Thursday, April 26, 2007

Me and Mommy...

...discuss the state of the world.

“Oh, stop. People don’t do that.”

“Yeah, they do, Mom. They do it all the time.”

“Why?” she asked. “Why would anyone want to do that? I can’t believe anyone would do that in this day and age.”

“Are you serious? It’s this ‘day and age’ that’s causing all the goddamned problems in the world.”

“People seriously call each other racial slurs in fights at that place?”

“Happens all the time,” I replied. “Every time something happens, it always turns racial. You know that guy Stan I’m always talking about? The guy who used to play for the Jets?”


“Someone calls that guy a n----r at least three times a night. Sometimes more.”

“Oh that’s so low class.”

“Who the hell do you think I’m dealing with every goddamned night?” I asked. “Low class? You wanna talk about low class? Believe me, you have absolutely no idea what goes on in these places. None.”

“Who’s doing this? The Guidos?”

“Pretty much. And you know what? Everybody thinks the whole thing’s so damned funny with the spiky hair and the eyebrows and all that crap, but it’s like a cancer with these kids, it really is. With a lot of them, it goes a whole hell of a lot further than just what they’re wearing or what they do to their faces and hair. A lot of these kids are just straight-up pieces of garbage.”

“I can’t wait until you get out of that job,” she said.

“Why? You think it’s only about that stupid club? These people are everywhere. They’re on the roads driving around. They’re growing up to be adults, some of them, and they’re taking these goddamned attitudes of theirs with them.”

“I don’t think any of this should be going on.”

“Any of what?” I asked.

“These nightclubs. I think it’s disgusting, the things you tell me about.”

“I don’t really mind the high-end clubs. If people have money, and they want to go out in the city and spend it and have a good time, I have no problem with that. It’s these places like mine that I can’t stand, because of the damned lack of civility around here. It’s absolutely insane how narcissistic these people are.”


“And the problem,” I interrupted, “is that they don’t just disappear when I walk out of the club at night. These kids are everywhere, and they don’t have a goddamned clue about life.

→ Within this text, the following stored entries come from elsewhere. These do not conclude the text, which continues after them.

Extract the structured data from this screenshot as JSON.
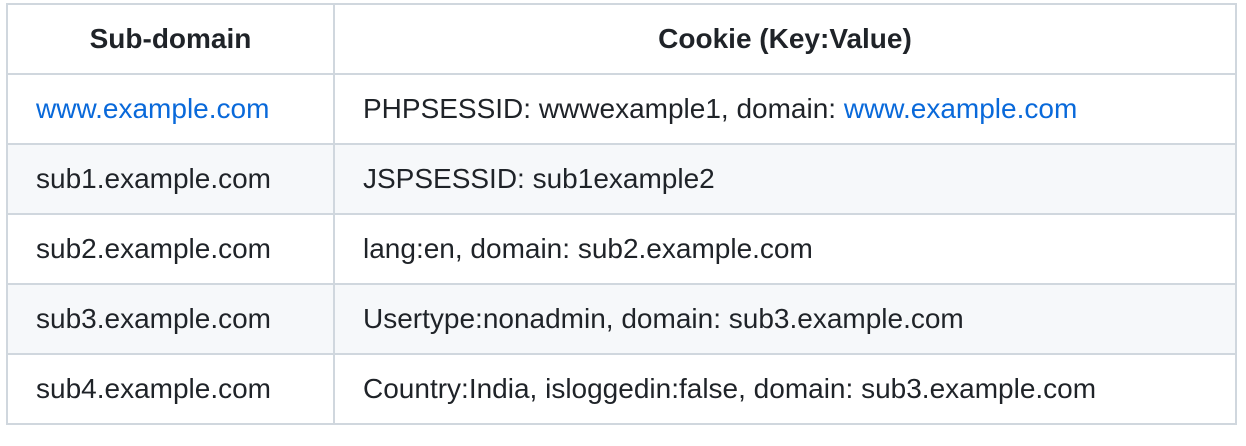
{
  "table": {
    "headers": [
      "Sub-domain",
      "Cookie (Key:Value)"
    ],
    "rows": [
      {
        "subdomain": "www.example.com",
        "cookie_prefix": "PHPSESSID: wwwexample1, domain: ",
        "cookie_link": "www.example.com"
      },
      {
        "subdomain": "sub1.example.com",
        "cookie": "JSPSESSID: sub1example2"
      },
      {
        "subdomain": "sub2.example.com",
        "cookie": "lang:en, domain: sub2.example.com"
      },
      {
        "subdomain": "sub3.example.com",
        "cookie": "Usertype:nonadmin, domain: sub3.example.com"
      },
      {
        "subdomain": "sub4.example.com",
        "cookie": "Country:India, isloggedin:false, domain: sub3.example.com"
      }
    ]
  },
  "colors": {
    "link": "#0969da",
    "border": "#d0d7de",
    "alt_row": "#f6f8fa",
    "text": "#1f2328"
  }
}
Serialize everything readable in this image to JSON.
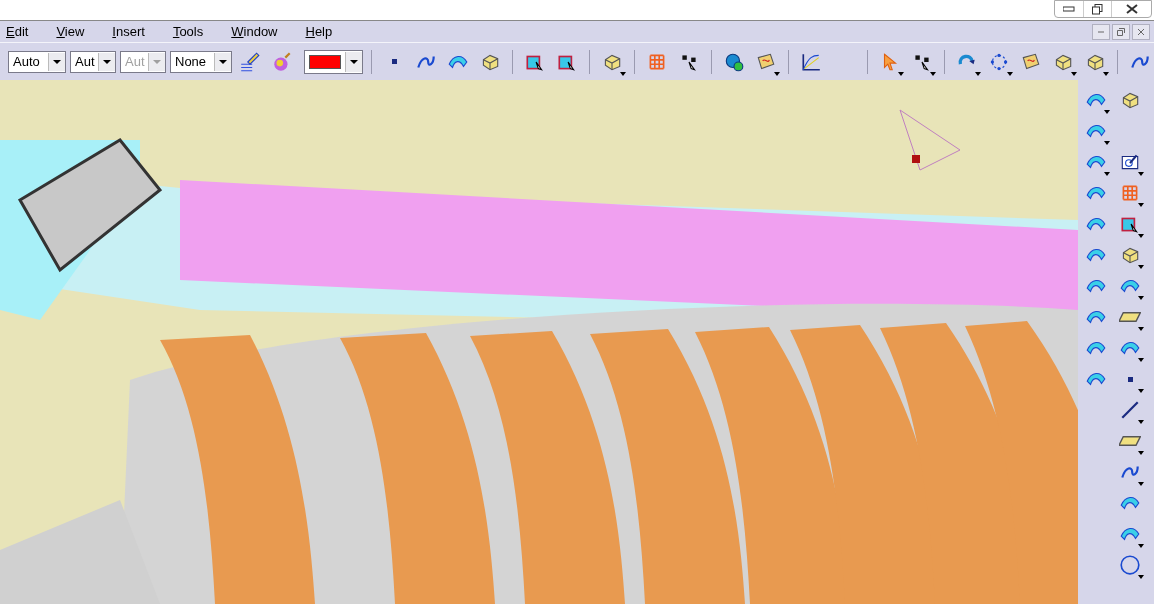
{
  "menu_bar": [
    {
      "label": "Edit"
    },
    {
      "label": "View"
    },
    {
      "label": "Insert"
    },
    {
      "label": "Tools"
    },
    {
      "label": "Window"
    },
    {
      "label": "Help"
    }
  ],
  "toolbar": {
    "dropdowns": [
      {
        "value": "Auto",
        "disabled": false
      },
      {
        "value": "Aut",
        "disabled": false
      },
      {
        "value": "Aut",
        "disabled": true
      },
      {
        "value": "None",
        "disabled": false
      }
    ],
    "color_picker": {
      "color": "#ff0000"
    }
  }
}
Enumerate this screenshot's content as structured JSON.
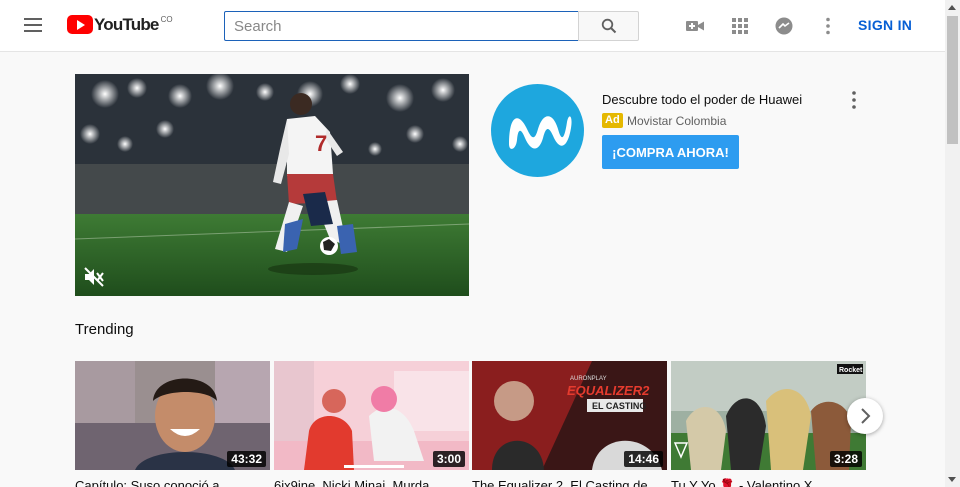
{
  "header": {
    "logo_text": "YouTube",
    "country_code": "CO",
    "search_placeholder": "Search",
    "signin_label": "SIGN IN",
    "icons": [
      "menu-icon",
      "search-icon",
      "create-video-icon",
      "apps-grid-icon",
      "messages-icon",
      "more-vert-icon"
    ]
  },
  "ad": {
    "title": "Descubre todo el poder de Huawei",
    "badge": "Ad",
    "advertiser": "Movistar Colombia",
    "cta_label": "¡COMPRA AHORA!",
    "video_player_number": "7",
    "logo_color": "#1ea7de",
    "cta_color": "#2d9cf0"
  },
  "trending": {
    "title": "Trending",
    "videos": [
      {
        "title": "Capítulo: Suso conoció a",
        "duration": "43:32"
      },
      {
        "title": "6ix9ine, Nicki Minaj, Murda",
        "duration": "3:00"
      },
      {
        "title": "The Equalizer 2. El Casting de",
        "duration": "14:46"
      },
      {
        "title": "Tu Y Yo 🌹 - Valentino X",
        "duration": "3:28"
      }
    ],
    "thumbnail_text": {
      "equalizer_brand": "AURONPLAY",
      "equalizer_title": "EQUALIZER2",
      "equalizer_subtitle": "EL CASTING",
      "rocket_tag": "Rocket"
    }
  }
}
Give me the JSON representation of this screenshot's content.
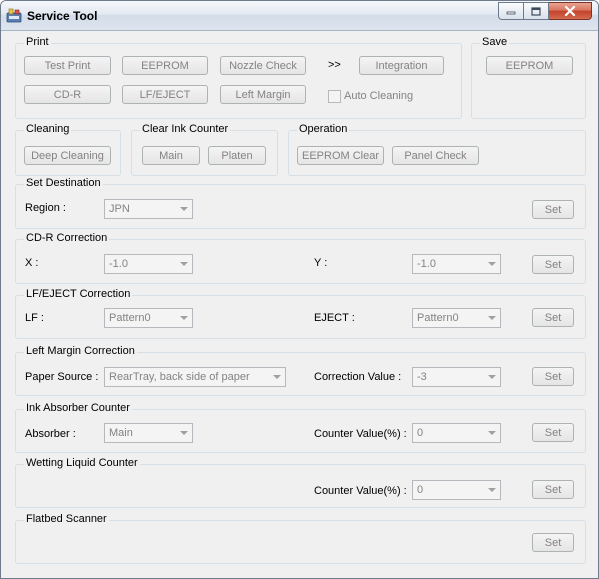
{
  "window": {
    "title": "Service Tool"
  },
  "print": {
    "label": "Print",
    "test_print": "Test Print",
    "eeprom": "EEPROM",
    "nozzle_check": "Nozzle Check",
    "more": ">>",
    "integration": "Integration",
    "cdr": "CD-R",
    "lf_eject": "LF/EJECT",
    "left_margin": "Left Margin",
    "auto_cleaning": "Auto Cleaning"
  },
  "save": {
    "label": "Save",
    "eeprom": "EEPROM"
  },
  "cleaning": {
    "label": "Cleaning",
    "deep": "Deep Cleaning"
  },
  "clear_ink": {
    "label": "Clear Ink Counter",
    "main": "Main",
    "platen": "Platen"
  },
  "operation": {
    "label": "Operation",
    "eeprom_clear": "EEPROM Clear",
    "panel_check": "Panel Check"
  },
  "set_destination": {
    "label": "Set Destination",
    "region_label": "Region :",
    "region_value": "JPN",
    "set": "Set"
  },
  "cdr_correction": {
    "label": "CD-R Correction",
    "x_label": "X :",
    "x_value": "-1.0",
    "y_label": "Y :",
    "y_value": "-1.0",
    "set": "Set"
  },
  "lf_correction": {
    "label": "LF/EJECT Correction",
    "lf_label": "LF :",
    "lf_value": "Pattern0",
    "eject_label": "EJECT :",
    "eject_value": "Pattern0",
    "set": "Set"
  },
  "left_margin_correction": {
    "label": "Left Margin Correction",
    "source_label": "Paper Source :",
    "source_value": "RearTray, back side of paper",
    "corr_label": "Correction Value :",
    "corr_value": "-3",
    "set": "Set"
  },
  "ink_absorber": {
    "label": "Ink Absorber Counter",
    "absorber_label": "Absorber :",
    "absorber_value": "Main",
    "counter_label": "Counter Value(%) :",
    "counter_value": "0",
    "set": "Set"
  },
  "wetting": {
    "label": "Wetting Liquid Counter",
    "counter_label": "Counter Value(%) :",
    "counter_value": "0",
    "set": "Set"
  },
  "flatbed": {
    "label": "Flatbed Scanner",
    "set": "Set"
  },
  "colors": {
    "disabled_text": "#838383",
    "group_border": "#d5dfe5",
    "close_red": "#c4412b"
  }
}
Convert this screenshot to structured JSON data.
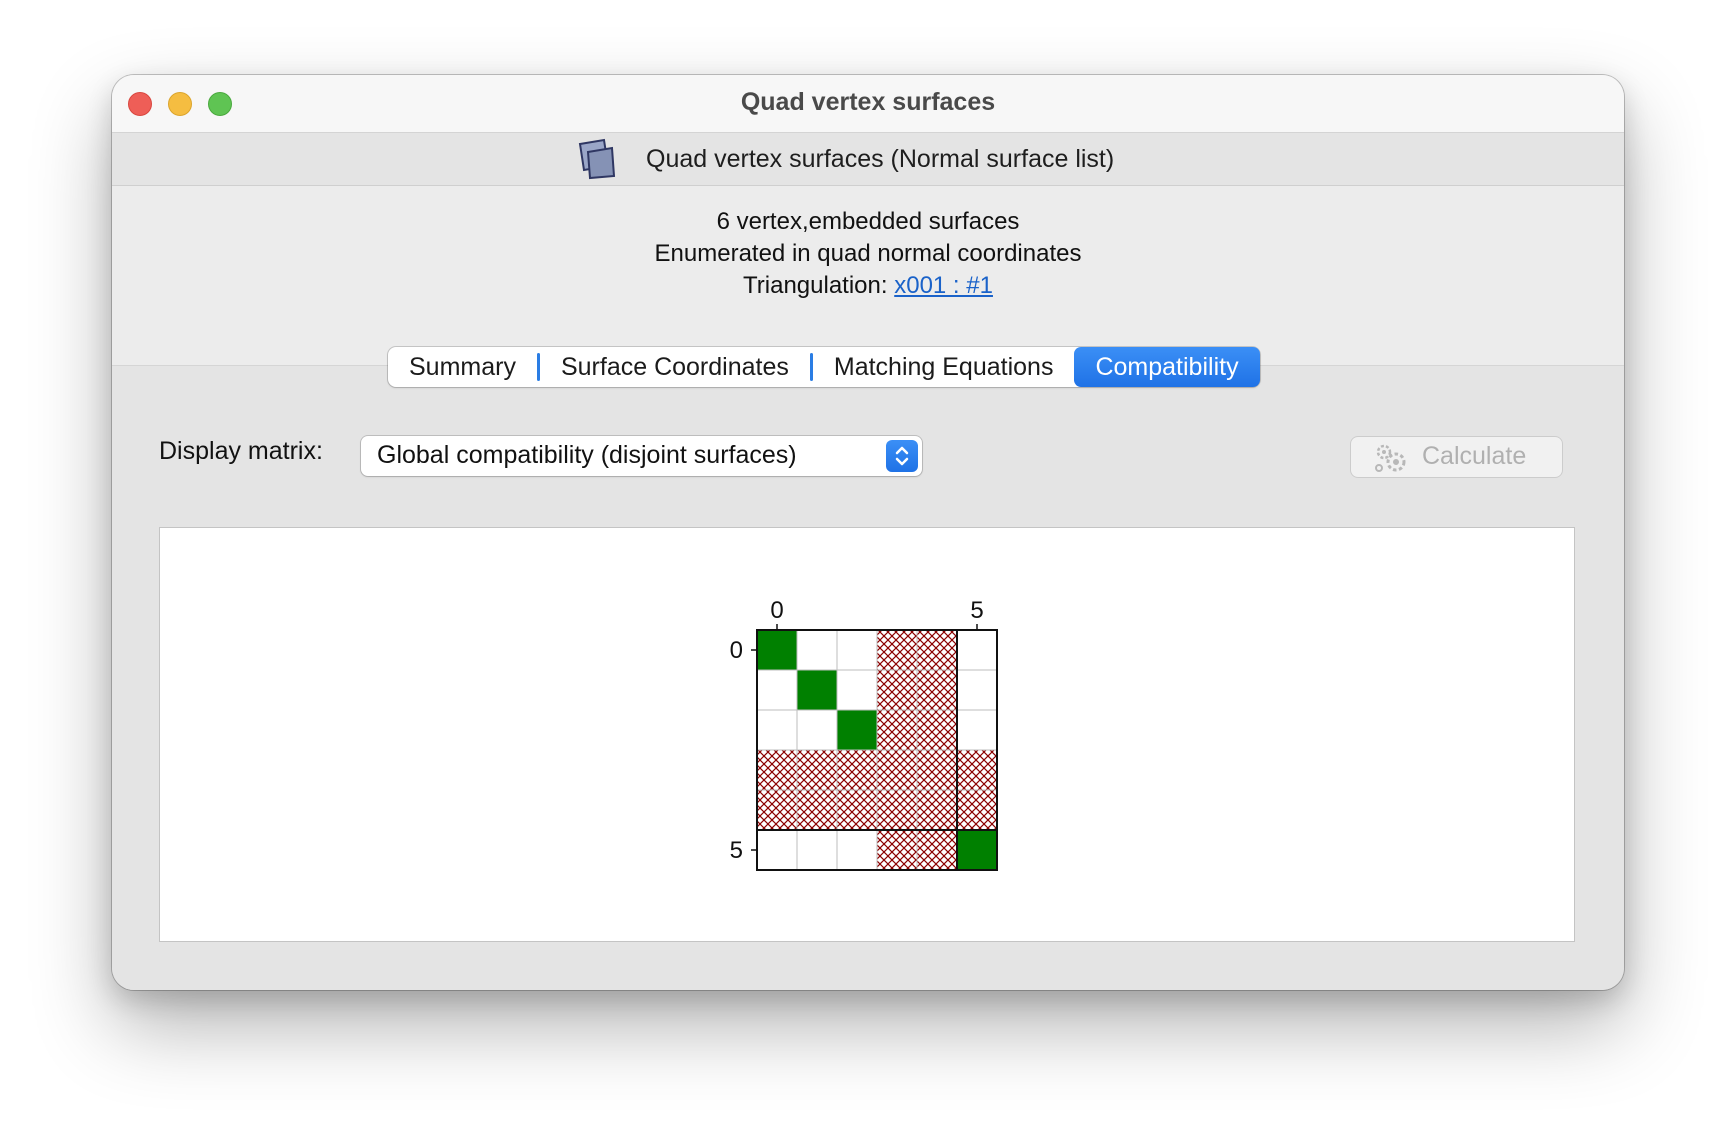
{
  "window": {
    "title": "Quad vertex surfaces"
  },
  "header": {
    "icon": "normal-surface-list-icon",
    "text": "Quad vertex surfaces (Normal surface list)"
  },
  "info": {
    "line1": "6 vertex,embedded surfaces",
    "line2": "Enumerated in quad normal coordinates",
    "triangulation_label": "Triangulation: ",
    "triangulation_link": "x001 : #1"
  },
  "tabs": [
    {
      "label": "Summary",
      "active": false
    },
    {
      "label": "Surface Coordinates",
      "active": false
    },
    {
      "label": "Matching Equations",
      "active": false
    },
    {
      "label": "Compatibility",
      "active": true
    }
  ],
  "controls": {
    "display_label": "Display matrix:",
    "display_value": "Global compatibility (disjoint surfaces)",
    "calculate_label": "Calculate",
    "calculate_enabled": false
  },
  "matrix": {
    "size": 6,
    "tick_labels": {
      "0": "0",
      "5": "5"
    },
    "compatible_cells": [
      [
        0,
        0
      ],
      [
        1,
        1
      ],
      [
        2,
        2
      ],
      [
        5,
        5
      ]
    ],
    "hatched_indices": [
      3,
      4
    ],
    "colors": {
      "compatible": "#008000",
      "incompatible_hatch": "#8b0000",
      "empty": "#ffffff"
    }
  }
}
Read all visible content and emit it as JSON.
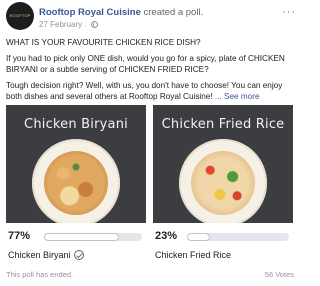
{
  "header": {
    "avatar_text": "ROOFTOP ROYAL",
    "page_name": "Rooftop Royal Cuisine",
    "action": "created a poll.",
    "date": "27 February"
  },
  "post": {
    "heading": "WHAT IS YOUR FAVOURITE CHICKEN RICE DISH?",
    "body": "If you had to pick only ONE dish, would you go for a spicy, plate of CHICKEN BIRYANI or a subtle serving of CHICKEN FRIED RICE?",
    "teaser": "Tough decision right? Well, with us, you don't have to choose! You can enjoy both dishes and several others at Rooftop Royal Cuisine!",
    "see_more": "... See more"
  },
  "poll": {
    "options": [
      {
        "image_title": "Chicken Biryani",
        "percent_label": "77%",
        "percent": 77,
        "label": "Chicken Biryani",
        "selected": true
      },
      {
        "image_title": "Chicken Fried Rice",
        "percent_label": "23%",
        "percent": 23,
        "label": "Chicken Fried Rice",
        "selected": false
      }
    ],
    "status": "This poll has ended.",
    "votes": "56 Votes"
  },
  "colors": {
    "link": "#385898",
    "muted": "#90949c",
    "photo_bg": "#3b3d40"
  },
  "icons": [
    "globe-icon",
    "more-options-icon",
    "check-icon"
  ]
}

Not a goddamned clue, and that’s why everything sucks, because too many people around here are just absolute pieces of crap who treat everyone else like shit, excuse my French.”

“How much longer until you can quit?”

“Are you even listening? This has nothing to do with my job! There’s just this attitude that too many people have in New York where if they don’t know you, you’re automatically an enemy. They can’t coexist with anyone else. It’s not like they can just go about their lives and leave people alone. Everybody has to be openly hostile to everyone else. On the road, in the store, in the club, on the phone, on the train…everywhere.”

“They way people drive in this…”

“Driving? Driving? Don’t even get me started on driving. People drive like they know what they’re doing, and they don’t. They tailgate and weave through traffic, and they’re not good enough drivers to do it. They don’t have the skills. I wanna go up to every idiot who cuts me off and say, ‘You’re not a good enough driver to be going around not signaling turns,’ because they’re not. Trust me on that. I was a professional driver for years. I could do shit in my car that would make your heart stop, but I don’t. If these people really wanna race, I’d kill them, but you can’t do that because you supposedly have to have some respect for the other people on the road, although you wouldn’t know it around here.”

“I went to the defensive driving course,” she said, “and…”

“It’s a cancer. These people don’t have a damned clue. It’s like the lady who walked by with the stroller when I was mowing your lawn last summer. You’d figure she’d be smart about it and wait until I was looking so I could take the mower to the other side and let her go by, or maybe she should have gone to the other side of the street, but no. Just abject stupidity. I turn around and she’s standing right next to a running lawn mower with a baby in a stroller. I mean, how goddamned stupid do you have to be? These people have no idea, because nothing bad ever happened to them before, and they don’t pay attention to any of the bad shit that happens to anyone else because they’re too wrapped up in themselves and their own ignorance.”

“Now that was ridiculous. These young mothers don’t understand…”

“No,” I said. “They don’t. When I was a kid, we knew how to cross the street. You wait until it’s clear and then you run across. Then I grew up and got a driver’s license and I couldn’t understand why people kept wandering out into the middle of the road thinking I’m supposed to stop for them. Then when someone gets hit, they run straight to their Congressman and demand a traffic light or a stop sign, which nobody’s gonna stop at anyway because nobody gives a crap about obeying the law in the first place.”

“I think you really need a vacation.”

“I don’t need a vacation. I need to go to sleep, and when I wake up, I need for the collective IQ of the greater New York area to be higher than sixty-five. That’s what I need. Half the people I meet these days are so goddamned stupid they should be wearing helmets.”